COMMENTS:—The entry of 385 was of the highest quality: four clues were irresistible, so there is an extra prize—the equal thirds will receive 20s. tokens. All H.C.s are up to prize standard and all R.U.s up to H.C. standard: congratulations all round. The only common mistake was “trigger” for TWIGGER: I think another glance at the clue will convince sufferers that it won’t do. I’ve decided that checking the solutions of those not on my short list—in this case over 100—is a waste of time: so from now on I shall give you a guess at the number incorrect based on the number I know of plus an allowance for the rest: this time my guess is 40 to 50.

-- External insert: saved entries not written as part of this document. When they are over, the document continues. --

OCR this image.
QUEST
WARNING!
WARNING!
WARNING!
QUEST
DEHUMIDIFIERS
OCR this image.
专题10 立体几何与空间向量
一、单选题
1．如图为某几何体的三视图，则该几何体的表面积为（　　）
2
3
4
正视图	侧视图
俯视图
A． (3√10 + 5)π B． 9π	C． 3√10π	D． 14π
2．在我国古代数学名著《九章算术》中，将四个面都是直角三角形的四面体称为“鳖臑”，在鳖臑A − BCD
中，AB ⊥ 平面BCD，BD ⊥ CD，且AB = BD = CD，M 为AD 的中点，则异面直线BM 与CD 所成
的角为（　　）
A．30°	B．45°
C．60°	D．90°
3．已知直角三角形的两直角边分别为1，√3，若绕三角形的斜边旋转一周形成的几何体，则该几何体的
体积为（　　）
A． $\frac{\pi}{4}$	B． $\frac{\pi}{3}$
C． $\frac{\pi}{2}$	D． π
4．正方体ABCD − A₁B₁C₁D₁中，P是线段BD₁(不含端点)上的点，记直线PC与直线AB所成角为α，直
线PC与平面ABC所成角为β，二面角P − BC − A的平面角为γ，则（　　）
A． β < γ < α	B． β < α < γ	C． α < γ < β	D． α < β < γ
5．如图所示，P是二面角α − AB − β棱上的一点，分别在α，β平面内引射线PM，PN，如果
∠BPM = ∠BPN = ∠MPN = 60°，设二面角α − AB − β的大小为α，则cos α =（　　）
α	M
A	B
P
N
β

By the time this Slip reaches you you will probably have seen the notice about the proposed X. tie. I hope there will be a sufficient demand to justify going ahead with the scheme, and that the ladies will not be backward in making suggestions for a feminine equivalent. Perhaps an X. aba would do? (I will not venture nearer to the bone by adding a letter to this word, subtracting one, and making a clumsy *nd*r*ct *n*gr*m: no Xìmenean lady would tolerate such unsoundness). Another possibility is that any husband, fiancé, great-uncle, etc., of a lady entitled to the tie could wear it in her stead. This would be particularly suitable for those whose Sunday meals are ruined by me: I have had letters from such sufferer. The Secretary for Crossword Affairs at the Obs. Office asked, on hearing of the proposal, if I was going to have the colours reversed for mine. I doubt if I could afford the cleaners’ bills, but such a tie might do as a distinction to be claimed by any winner of at least one prize or H.C. It might not be appropriate for every occasion: for this reason, and in the interests of economy, owners might limit themselves to a Club Day—the first Sunday of each month, say, or the parts of said day during which they were unlikely to be seen by strangers. (I would be prepared to join them except during attendance in School Chapel. If I did thus join them, stuck solvers might enjoy exclaiming “I hope it chokes him”). If you send your views in to Tudor St., you might like to add a note on your reaction to this further suggestion. Personally I like it: think of the monthly announcement in the slip “After Ximenes Crossword No. So-and-so colours were awarded to So-and-so”! Those newly honoured would enjoy that, and it might prove to be an effective carrot.
P.S. To kind enquirers:—I am now fit as and/or for any fiddle.